After an interrogation, the man confessed.
"The reason he reacted to that question about the murder weapon is on the way to take the polygraph test ... he went by Burger King and threw the weapon in the Dempsey dumpster," Jennings said.
Jennings was quick to knock down myths and misconceptions regarding polygraph, such as the belief that an innocent person could fail a test due to nervousness.
“You’re going to be nervous, and we adjust for that,” Jennings said.
In a 2004 research study, the American Psychological Association had concern for potential “placebo-like effects.”
“One reason that polygraph tests may appear to be accurate is that subjects who believe that the test works and that they can be detected may confess or will be very anxious when questioned.

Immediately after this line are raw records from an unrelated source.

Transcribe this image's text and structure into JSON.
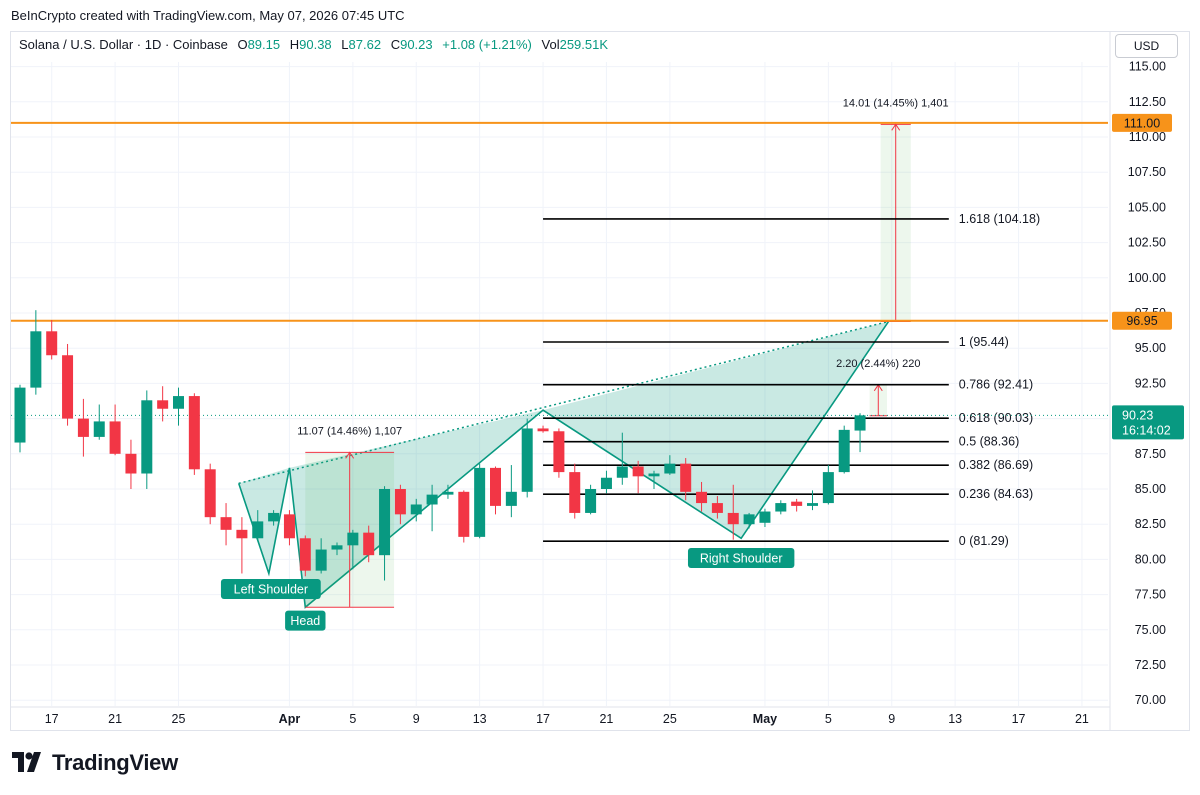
{
  "header": {
    "attribution": "BeInCrypto created with TradingView.com, May 07, 2026 07:45 UTC"
  },
  "legend": {
    "symbol": "Solana / U.S. Dollar · 1D · Coinbase",
    "open_label": "O",
    "open": "89.15",
    "high_label": "H",
    "high": "90.38",
    "low_label": "L",
    "low": "87.62",
    "close_label": "C",
    "close": "90.23",
    "change": "+1.08 (+1.21%)",
    "volume_label": "Vol",
    "volume": "259.51K"
  },
  "currency_button": "USD",
  "logo": {
    "text": "TradingView"
  },
  "colors": {
    "up": "#089981",
    "down": "#f23645",
    "orange": "#f7931a",
    "pattern_fill": "#089981",
    "fib_line": "#000000",
    "grid": "#f0f3fa"
  },
  "chart_data": {
    "type": "candlestick",
    "title": "Solana / U.S. Dollar · 1D · Coinbase",
    "ylim": [
      70,
      116
    ],
    "y_ticks": [
      "115.00",
      "112.50",
      "110.00",
      "107.50",
      "105.00",
      "102.50",
      "100.00",
      "97.50",
      "95.00",
      "92.50",
      "90.00",
      "87.50",
      "85.00",
      "82.50",
      "80.00",
      "77.50",
      "75.00",
      "72.50",
      "70.00"
    ],
    "y_tick_values": [
      115,
      112.5,
      110,
      107.5,
      105,
      102.5,
      100,
      97.5,
      95,
      92.5,
      90,
      87.5,
      85,
      82.5,
      80,
      77.5,
      75,
      72.5,
      70
    ],
    "x_ticks": [
      {
        "label": "17",
        "i": 2,
        "bold": false
      },
      {
        "label": "21",
        "i": 6,
        "bold": false
      },
      {
        "label": "25",
        "i": 10,
        "bold": false
      },
      {
        "label": "Apr",
        "i": 17,
        "bold": true
      },
      {
        "label": "5",
        "i": 21,
        "bold": false
      },
      {
        "label": "9",
        "i": 25,
        "bold": false
      },
      {
        "label": "13",
        "i": 29,
        "bold": false
      },
      {
        "label": "17",
        "i": 33,
        "bold": false
      },
      {
        "label": "21",
        "i": 37,
        "bold": false
      },
      {
        "label": "25",
        "i": 41,
        "bold": false
      },
      {
        "label": "May",
        "i": 47,
        "bold": true
      },
      {
        "label": "5",
        "i": 51,
        "bold": false
      },
      {
        "label": "9",
        "i": 55,
        "bold": false
      },
      {
        "label": "13",
        "i": 59,
        "bold": false
      },
      {
        "label": "17",
        "i": 63,
        "bold": false
      },
      {
        "label": "21",
        "i": 67,
        "bold": false
      }
    ],
    "candles": [
      {
        "o": 88.3,
        "h": 92.4,
        "l": 87.6,
        "c": 92.2
      },
      {
        "o": 92.2,
        "h": 97.7,
        "l": 91.7,
        "c": 96.2
      },
      {
        "o": 96.2,
        "h": 97.0,
        "l": 94.2,
        "c": 94.5
      },
      {
        "o": 94.5,
        "h": 95.3,
        "l": 89.5,
        "c": 90.0
      },
      {
        "o": 90.0,
        "h": 91.4,
        "l": 87.3,
        "c": 88.7
      },
      {
        "o": 88.7,
        "h": 91.0,
        "l": 88.5,
        "c": 89.8
      },
      {
        "o": 89.8,
        "h": 91.0,
        "l": 87.4,
        "c": 87.5
      },
      {
        "o": 87.5,
        "h": 88.5,
        "l": 85.0,
        "c": 86.1
      },
      {
        "o": 86.1,
        "h": 92.0,
        "l": 85.0,
        "c": 91.3
      },
      {
        "o": 91.3,
        "h": 92.3,
        "l": 89.8,
        "c": 90.7
      },
      {
        "o": 90.7,
        "h": 92.2,
        "l": 89.5,
        "c": 91.6
      },
      {
        "o": 91.6,
        "h": 91.8,
        "l": 86.0,
        "c": 86.4
      },
      {
        "o": 86.4,
        "h": 86.8,
        "l": 82.5,
        "c": 83.0
      },
      {
        "o": 83.0,
        "h": 84.0,
        "l": 81.0,
        "c": 82.1
      },
      {
        "o": 82.1,
        "h": 83.0,
        "l": 79.0,
        "c": 81.5
      },
      {
        "o": 81.5,
        "h": 83.5,
        "l": 81.3,
        "c": 82.7
      },
      {
        "o": 82.7,
        "h": 83.5,
        "l": 82.4,
        "c": 83.3
      },
      {
        "o": 83.2,
        "h": 83.5,
        "l": 81.0,
        "c": 81.5
      },
      {
        "o": 81.5,
        "h": 81.7,
        "l": 78.8,
        "c": 79.2
      },
      {
        "o": 79.2,
        "h": 81.5,
        "l": 79.0,
        "c": 80.7
      },
      {
        "o": 80.7,
        "h": 81.2,
        "l": 80.3,
        "c": 81.0
      },
      {
        "o": 81.0,
        "h": 82.1,
        "l": 79.3,
        "c": 81.9
      },
      {
        "o": 81.9,
        "h": 82.4,
        "l": 79.8,
        "c": 80.3
      },
      {
        "o": 80.3,
        "h": 85.2,
        "l": 78.5,
        "c": 85.0
      },
      {
        "o": 85.0,
        "h": 85.3,
        "l": 82.5,
        "c": 83.2
      },
      {
        "o": 83.2,
        "h": 84.3,
        "l": 82.7,
        "c": 83.9
      },
      {
        "o": 83.9,
        "h": 85.3,
        "l": 82.0,
        "c": 84.6
      },
      {
        "o": 84.6,
        "h": 85.3,
        "l": 84.3,
        "c": 84.8
      },
      {
        "o": 84.8,
        "h": 84.9,
        "l": 81.2,
        "c": 81.6
      },
      {
        "o": 81.6,
        "h": 86.8,
        "l": 81.5,
        "c": 86.5
      },
      {
        "o": 86.5,
        "h": 86.6,
        "l": 83.2,
        "c": 83.8
      },
      {
        "o": 83.8,
        "h": 86.7,
        "l": 83.0,
        "c": 84.8
      },
      {
        "o": 84.8,
        "h": 90.0,
        "l": 84.4,
        "c": 89.3
      },
      {
        "o": 89.3,
        "h": 89.5,
        "l": 89.0,
        "c": 89.1
      },
      {
        "o": 89.1,
        "h": 89.3,
        "l": 85.8,
        "c": 86.2
      },
      {
        "o": 86.2,
        "h": 86.8,
        "l": 82.9,
        "c": 83.3
      },
      {
        "o": 83.3,
        "h": 85.3,
        "l": 83.2,
        "c": 85.0
      },
      {
        "o": 85.0,
        "h": 86.3,
        "l": 84.7,
        "c": 85.8
      },
      {
        "o": 85.8,
        "h": 89.0,
        "l": 85.3,
        "c": 86.6
      },
      {
        "o": 86.6,
        "h": 87.0,
        "l": 84.7,
        "c": 85.9
      },
      {
        "o": 85.9,
        "h": 86.3,
        "l": 85.0,
        "c": 86.1
      },
      {
        "o": 86.1,
        "h": 87.4,
        "l": 86.0,
        "c": 86.8
      },
      {
        "o": 86.8,
        "h": 87.2,
        "l": 84.2,
        "c": 84.8
      },
      {
        "o": 84.8,
        "h": 85.5,
        "l": 83.4,
        "c": 84.0
      },
      {
        "o": 84.0,
        "h": 84.5,
        "l": 82.9,
        "c": 83.3
      },
      {
        "o": 83.3,
        "h": 85.3,
        "l": 81.4,
        "c": 82.5
      },
      {
        "o": 82.5,
        "h": 83.3,
        "l": 82.2,
        "c": 83.2
      },
      {
        "o": 82.6,
        "h": 83.6,
        "l": 82.3,
        "c": 83.4
      },
      {
        "o": 83.4,
        "h": 84.2,
        "l": 83.2,
        "c": 84.0
      },
      {
        "o": 84.1,
        "h": 84.3,
        "l": 83.4,
        "c": 83.8
      },
      {
        "o": 83.8,
        "h": 84.9,
        "l": 83.5,
        "c": 84.0
      },
      {
        "o": 84.0,
        "h": 86.7,
        "l": 83.9,
        "c": 86.2
      },
      {
        "o": 86.2,
        "h": 89.5,
        "l": 86.1,
        "c": 89.2
      },
      {
        "o": 89.15,
        "h": 90.38,
        "l": 87.62,
        "c": 90.23
      }
    ],
    "price_lines": [
      {
        "name": "upper-resistance",
        "value": 111.0,
        "label": "111.00"
      },
      {
        "name": "neckline-resistance",
        "value": 96.95,
        "label": "96.95"
      }
    ],
    "current_price": {
      "value": 90.23,
      "label": "90.23",
      "countdown": "16:14:02"
    },
    "fib_levels": [
      {
        "value": 104.18,
        "label": "1.618 (104.18)"
      },
      {
        "value": 95.44,
        "label": "1 (95.44)"
      },
      {
        "value": 92.41,
        "label": "0.786 (92.41)"
      },
      {
        "value": 90.03,
        "label": "0.618 (90.03)"
      },
      {
        "value": 88.36,
        "label": "0.5 (88.36)"
      },
      {
        "value": 86.69,
        "label": "0.382 (86.69)"
      },
      {
        "value": 84.63,
        "label": "0.236 (84.63)"
      },
      {
        "value": 81.29,
        "label": "0 (81.29)"
      }
    ],
    "pattern_points": [
      {
        "i": 13.8,
        "v": 85.4
      },
      {
        "i": 15.7,
        "v": 79.0
      },
      {
        "i": 17.0,
        "v": 86.5
      },
      {
        "i": 18.0,
        "v": 76.6
      },
      {
        "i": 33.0,
        "v": 90.6
      },
      {
        "i": 45.5,
        "v": 81.5
      },
      {
        "i": 54.8,
        "v": 96.9
      }
    ],
    "pattern_labels": [
      "Left Shoulder",
      "Head",
      "Right Shoulder"
    ],
    "measures": [
      {
        "label": "11.07 (14.46%) 1,107",
        "i0": 18.0,
        "i1": 23.6,
        "from": 76.6,
        "to": 87.6
      },
      {
        "label": "14.01 (14.45%) 1,401",
        "i0": 54.3,
        "i1": 56.2,
        "from": 96.9,
        "to": 110.9
      },
      {
        "label": "2.20 (2.44%) 220",
        "i0": 53.6,
        "i1": 54.7,
        "from": 90.2,
        "to": 92.4
      }
    ]
  }
}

If this view is correct, the lie detector might be better called a fear detector,” according to an American Psychological Association’s article.
Northeast Judicial Circuit District Attorney Lee Darragh said the division among those in the scientific community makes him believe there is “good reason” for polygraph to only be admissible in court with a stipulation from both parties.
“Further, if polygraph results were admissible there would exist too much danger that jurors would substitute those results for their own considered judgement based on the facts and the law of a case as to the truthfulness of witnesses. In my career, I’ve seen numerous situations wherein polygraph results simply don’t reflect known fact from admissible evidence to give polygraph much credence,” Darragh said.
Darragh did not, however, “discount their continued use” in some investigation “to the extent that subjects of interest believe that the results of any such testing may be valid, and truthful statements may result from that belief.”